Elsewhere, some major recorded music markets reported decent profits in 2023 without voicing the kind of dire warning seen in France.
German recorded music industry to grow by 6.3% in 2023, according to BVMI was announced March 6. Digital revenue increased by 8.4% and accounted for 81.5% of total revenue. Audio streaming grew by 8.4% and accounted for 74.8% of the total market and 92% of digital revenue. Physical sales accounted for 18.5% of total revenue and were up 0.1% from 2022. CD sales were down 5.9% but accounted for 11.3% of total revenue and about 61% of physical revenue. Vinyl sales were up 12.6%.
Spain's recorded music market will grow by 12.3% to 520 million euros in 2023, Promusicae announced on Tuesday (March 12th). Streaming rose 17.3% to 398.6 million euros ($432 million) and accounted for 77% of total revenue, which was a remarkable 150% higher than the low of 159.7 million euros ($212 million) in 2013. But, like France, Spain has yet to match its peak revenues from the CD era. Last year's revenue was on par with the 475 million euros ($534 million) seen in 2005, a sharp drop from revenues of more than 700 million euros ($630 million) in 2001.
Apart from SNEP in France, only the BPI in the UK raised any kind of alarm. Recorded market revenue rose 8.1% in 2023 to 1.43 billion pounds ($1.78 billion), the agency said on Thursday (March 14), with streaming revenue rising 8.4% to 962 million pounds ($1.2 billion) and account for 67.4% of total revenue, up from 67.3% in 2022 and well above the 8.6% seen a decade earlier. But BPI CEO Dr. Joe Twist warned against taking growth for granted and stressed the need for “significant label investment” to keep the market thriving.
There's one reason the kind of gains the music markets are seeing right now might not look like unqualified success stories: inflation.

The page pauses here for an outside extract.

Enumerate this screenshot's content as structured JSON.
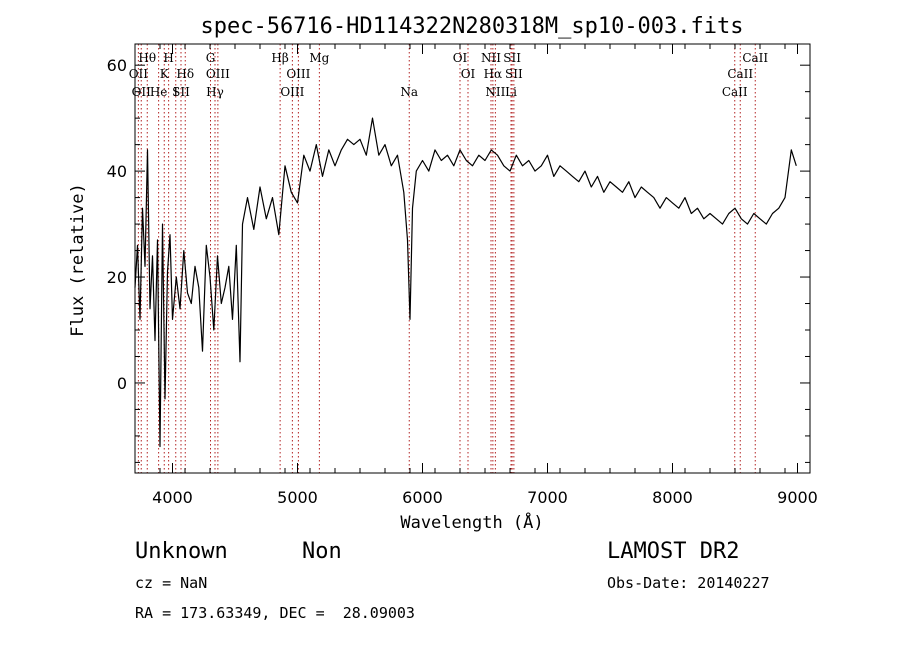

Adjusted for inflation, revenue in France last year was actually 48% below 2002. and in 2022, the United States was 38% below its 1999 peak.
The failure of these major markets to return to CD-era highs explains the unprecedented rush of the music business as companies invest in growth markets in search of export-ready artists and untapped streaming potential. Both majors and independents are investing in Africa, the Middle East/North Africa, Asia and South America – regions with large populations, cash-strapped streaming markets and exportable music that could generate royalties in Western countries .
These growing markets, and some big ones like the United States and the United Kingdom, helped global recorded music trade revenue reach a new high of $24 billion in 2021, up from $23.2 billion in 1999 (not adjusted for inflation). While both the United States and the United Kingdom are past their CD era peaks in 2021 (not adjusted for inflation), some other major markets are still trying to recapture their glory days. Companies looking to grow in these markets may need to look beyond their borders to get there.